Anche se non fossero così accidiosi ed intrisi di mezza-cultura come pure sono, resterebbe il fatto incontrovertibile che costituiscono una folla troppo disparata e generica per assumere il ruolo di soggetto.

Solo una piccola, anzi infima, frazione di questo insieme senza forma può costituire la minoranza agente, la mano lesta dalla quale parta la scintilla che può incendiare la prateria. Questa minoranza è costituita dagli studenti universitari che hanno già vissuto la dimensione comunitaria vuoi nei centri sociali vuoi, più in generale, nella pratica del volontariato. Sono essi i portatori del discorso seminale sulle comunità elettive e dell'esperienza di vivere una vita degna d'essere vissuta. Essi che una volta almeno, fosse anche per un solo attimo, hanno scelto tra tutti i mestieri quello di vivere, semplicemente vivere, sono protetti da sentimenti sufficientemente forti ed armati di concetti abbastanza taglienti da poter aggredire con successo l'opinione comune che pone il lavoro come un valore sacro e considera l'università il luogo dove ci si prepara a questo sacrificio.

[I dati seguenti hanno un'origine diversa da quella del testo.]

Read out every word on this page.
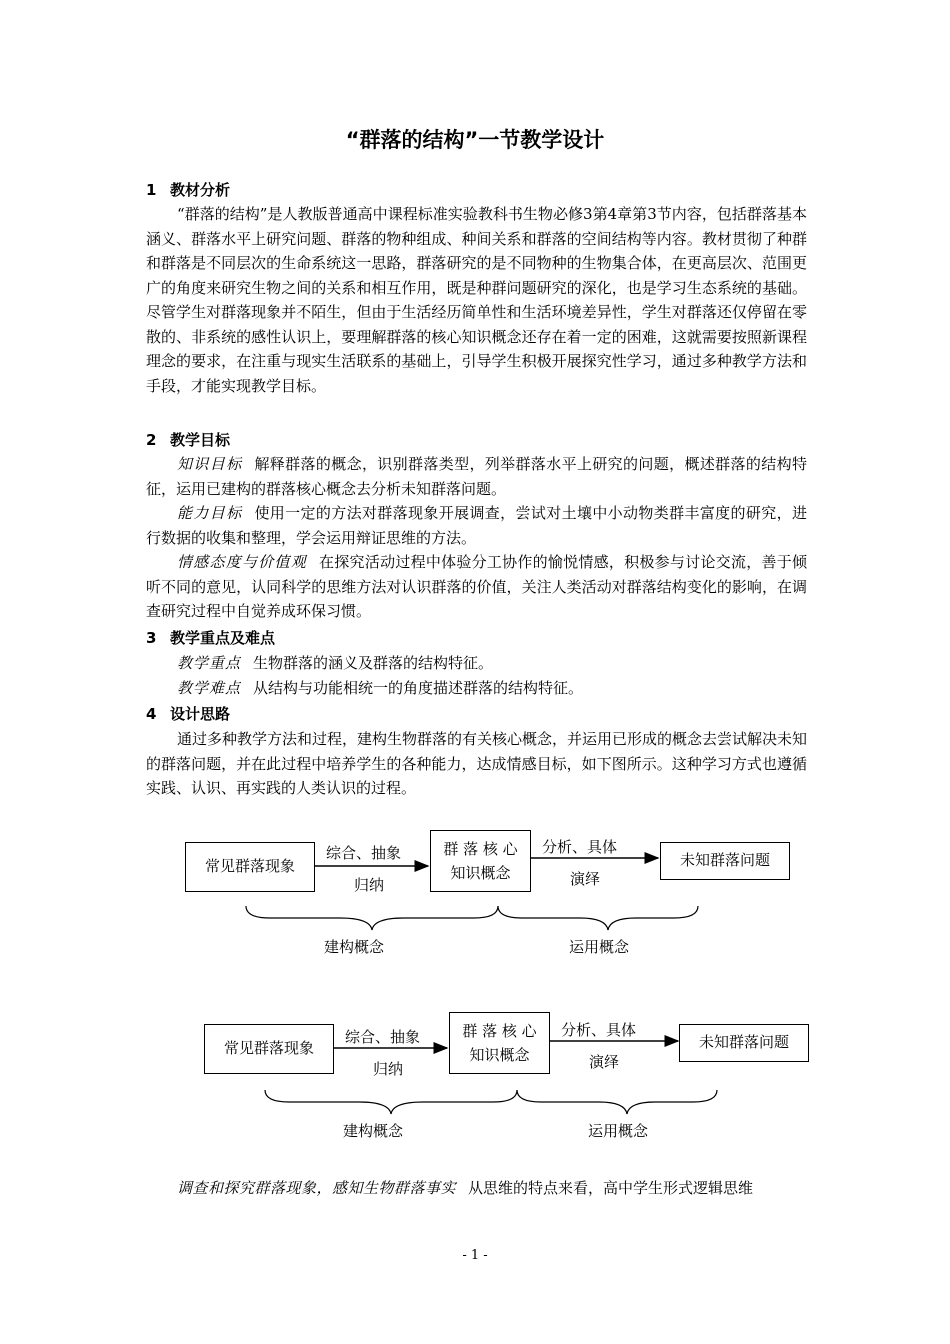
“群落的结构”一节教学设计
1 教材分析

“群落的结构”是人教版普通高中课程标准实验教科书生物必修3第4章第3节内容，包括群落基本涵义、群落水平上研究问题、群落的物种组成、种间关系和群落的空间结构等内容。教材贯彻了种群和群落是不同层次的生命系统这一思路，群落研究的是不同物种的生物集合体，在更高层次、范围更广的角度来研究生物之间的关系和相互作用，既是种群问题研究的深化，也是学习生态系统的基础。尽管学生对群落现象并不陌生，但由于生活经历简单性和生活环境差异性，学生对群落还仅停留在零散的、非系统的感性认识上，要理解群落的核心知识概念还存在着一定的困难，这就需要按照新课程理念的要求，在注重与现实生活联系的基础上，引导学生积极开展探究性学习，通过多种教学方法和手段，才能实现教学目标。

2 教学目标

知识目标 解释群落的概念，识别群落类型，列举群落水平上研究的问题，概述群落的结构特征，运用已建构的群落核心概念去分析未知群落问题。

能力目标 使用一定的方法对群落现象开展调查，尝试对土壤中小动物类群丰富度的研究，进行数据的收集和整理，学会运用辩证思维的方法。

情感态度与价值观 在探究活动过程中体验分工协作的愉悦情感，积极参与讨论交流，善于倾听不同的意见，认同科学的思维方法对认识群落的价值，关注人类活动对群落结构变化的影响，在调查研究过程中自觉养成环保习惯。

3 教学重点及难点
教学重点 生物群落的涵义及群落的结构特征。
教学难点 从结构与功能相统一的角度描述群落的结构特征。
4 设计思路

通过多种教学方法和过程，建构生物群落的有关核心概念，并运用已形成的概念去尝试解决未知的群落问题，并在此过程中培养学生的各种能力，达成情感目标，如下图所示。这种学习方式也遵循实践、认识、再实践的人类认识的过程。

常见群落现象
群 落 核 心
知识概念
未知群落问题
综合、抽象
归纳
分析、具体
演绎
建构概念	运用概念
常见群落现象
群 落 核 心
知识概念
未知群落问题
综合、抽象
归纳
分析、具体
演绎
建构概念	运用概念
调查和探究群落现象，感知生物群落事实 从思维的特点来看，高中学生形式逻辑思维
- 1 -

In Italia, al presente stato di cose, è questa la minoranza agente che s'intravede all'orizzonte; la sola che si sia riuscita nei fatti a sottrarsi a questa grande ipocrisia nazionale che è l'etica del lavoro nell'epoca delle macchine informatiche; la sola, comunque, in grado di rovesciare lo slogan "contro la disoccupazione, formare i giovani per il lavoro" nella parola d'ordine "sì alla estinzione del lavoro salariato, autoeduchiamoci all'ozio".

Forse, le rovine dell'università sono la dimora, la prima dimora, dove accrescere l'interiorità ed ospitare la coscienza enorme dell'individuo sociale.

Questo documento è frutto di discussioni tenutesi all’Università della Calabria, all’interno dello Spazio Sociale Occupato Autogestito Filo Rosso.